Lipka J J, Santiago P, Chan L, Reyes G R, Samuel K P, Blattner W A, Shaw G M, Hanson C V, Sninsky J J, Foung S K
Department of Pathology, Stanford University School of Medicine, Palo Alto, CA.
J Infect Dis. 1991 Aug;164(2):400-3. doi: 10.1093/infdis/164.2.400.

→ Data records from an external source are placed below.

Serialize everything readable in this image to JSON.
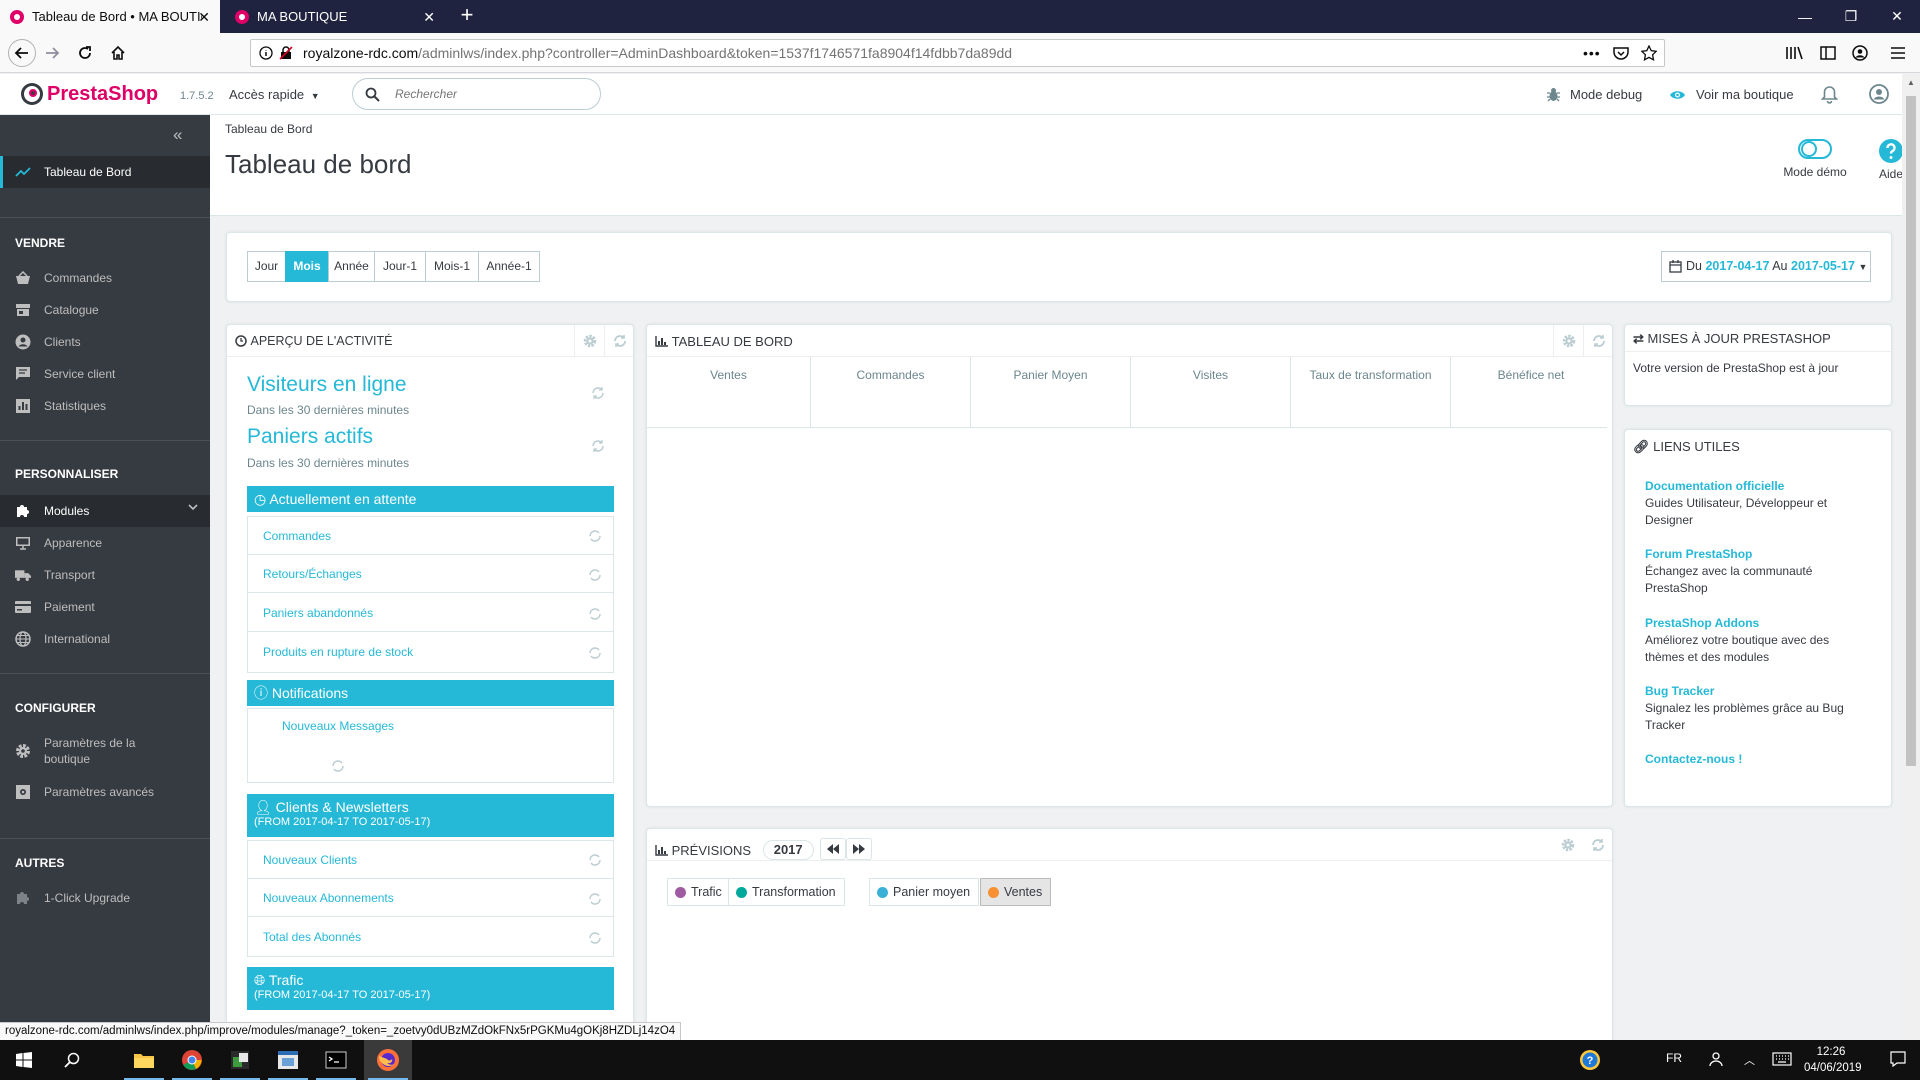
{
  "browser": {
    "tabs": [
      {
        "title": "Tableau de Bord • MA BOUTIQUE",
        "active": true
      },
      {
        "title": "MA BOUTIQUE",
        "active": false
      }
    ],
    "url_host": "royalzone-rdc.com",
    "url_path": "/adminlws/index.php?controller=AdminDashboard&token=1537f1746571fa8904f14fdbb7da89dd",
    "status_url": "royalzone-rdc.com/adminlws/index.php/improve/modules/manage?_token=_zoetvy0dUBzMZdOkFNx5rPGKMu4gOKj8HZDLj14zO4"
  },
  "header": {
    "logo_pre": "Presta",
    "logo_post": "Shop",
    "version": "1.7.5.2",
    "quick_access": "Accès rapide",
    "search_placeholder": "Rechercher",
    "debug": "Mode debug",
    "view_shop": "Voir ma boutique"
  },
  "sidebar": {
    "dashboard": "Tableau de Bord",
    "sections": [
      {
        "title": "VENDRE",
        "items": [
          "Commandes",
          "Catalogue",
          "Clients",
          "Service client",
          "Statistiques"
        ]
      },
      {
        "title": "PERSONNALISER",
        "items": [
          "Modules",
          "Apparence",
          "Transport",
          "Paiement",
          "International"
        ]
      },
      {
        "title": "CONFIGURER",
        "items": [
          "Paramètres de la boutique",
          "Paramètres avancés"
        ]
      },
      {
        "title": "AUTRES",
        "items": [
          "1-Click Upgrade"
        ]
      }
    ]
  },
  "toolbar": {
    "breadcrumb": "Tableau de Bord",
    "title": "Tableau de bord",
    "demo_label": "Mode démo",
    "help_label": "Aide"
  },
  "period": {
    "buttons": [
      "Jour",
      "Mois",
      "Année",
      "Jour-1",
      "Mois-1",
      "Année-1"
    ],
    "active": "Mois",
    "date_prefix": "Du",
    "date_from": "2017-04-17",
    "date_mid": "Au",
    "date_to": "2017-05-17"
  },
  "activity": {
    "title": "APERÇU DE L'ACTIVITÉ",
    "online_visitors": "Visiteurs en ligne",
    "online_sub": "Dans les 30 dernières minutes",
    "active_carts": "Paniers actifs",
    "carts_sub": "Dans les 30 dernières minutes",
    "pending_title": "Actuellement en attente",
    "pending": [
      "Commandes",
      "Retours/Échanges",
      "Paniers abandonnés",
      "Produits en rupture de stock"
    ],
    "notif_title": "Notifications",
    "notif_item": "Nouveaux Messages",
    "clients_title": "Clients & Newsletters",
    "clients_sub": "(FROM 2017-04-17 TO 2017-05-17)",
    "clients": [
      "Nouveaux Clients",
      "Nouveaux Abonnements",
      "Total des Abonnés"
    ],
    "traffic_title": "Trafic",
    "traffic_sub": "(FROM 2017-04-17 TO 2017-05-17)"
  },
  "dashboard": {
    "title": "TABLEAU DE BORD",
    "columns": [
      "Ventes",
      "Commandes",
      "Panier Moyen",
      "Visites",
      "Taux de transformation",
      "Bénéfice net"
    ]
  },
  "forecast": {
    "title": "PRÉVISIONS",
    "year": "2017",
    "legend": [
      {
        "label": "Trafic",
        "color": "#9e5ba1"
      },
      {
        "label": "Transformation",
        "color": "#00a89c"
      },
      {
        "label": "Panier moyen",
        "color": "#3ab0d7"
      },
      {
        "label": "Ventes",
        "color": "#f99031"
      }
    ]
  },
  "updates": {
    "title": "MISES À JOUR PRESTASHOP",
    "text": "Votre version de PrestaShop est à jour"
  },
  "links": {
    "title": "LIENS UTILES",
    "items": [
      {
        "label": "Documentation officielle",
        "desc": "Guides Utilisateur, Développeur et Designer"
      },
      {
        "label": "Forum PrestaShop",
        "desc": "Échangez avec la communauté PrestaShop"
      },
      {
        "label": "PrestaShop Addons",
        "desc": "Améliorez votre boutique avec des thèmes et des modules"
      },
      {
        "label": "Bug Tracker",
        "desc": "Signalez les problèmes grâce au Bug Tracker"
      },
      {
        "label": "Contactez-nous !",
        "desc": ""
      }
    ]
  },
  "taskbar": {
    "lang": "FR",
    "time": "12:26",
    "date": "04/06/2019"
  }
}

Disease association studies of human T cell lymphotropic virus (HTLV) types I and II are hindered by the need for multiple assays to confirm and differentiate between the viruses. A modified Western blot assay has been developed using HTLV-I viral lysate and unique (MTA-4) and shared (p21E) HTLV recombinant proteins. By defining confirmation of infection as the presence of antibodies to p24 gag protein and to p21E, all 56 HTLV-I and 49 HTLV-II antisera were confirmed by this modified Western blot alone. Differentiation was determined by reactivity to MTA-4. All HTLV-I antisera reacted with MTA-4 and all HTLV-II antisera did not react with MTA-4. These findings indicate the utility of selected HTLV-I recombinant proteins in a single assay format to confirm and differentiate infections with HTLV-I and HTLV-II.
人类嗜T细胞病毒(HTLV)I型和II型的疾病关联研究因需要多种检测方法来确认和区分这两种病毒而受到阻碍。利用HTLV-I病毒裂解物以及独特的(MTA-4)和共享的(p21E)HTLV重组蛋白,开发了一种改良的蛋白质印迹检测法。通过将感染确认定义为存在针对p24 gag蛋白和p21E的抗体,仅通过这种改良的蛋白质印迹法就确认了所有56份HTLV-I抗血清和49份HTLV-II抗血清。通过对MTA-4的反应性来确定区分。所有HTLV-I抗血清都与MTA-4反应,而所有HTLV-II抗血清都不与MTA-4反应。这些发现表明,所选的HTLV-I重组蛋白在单一检测形式中可用于确认和区分HTLV-I和HTLV-II感染。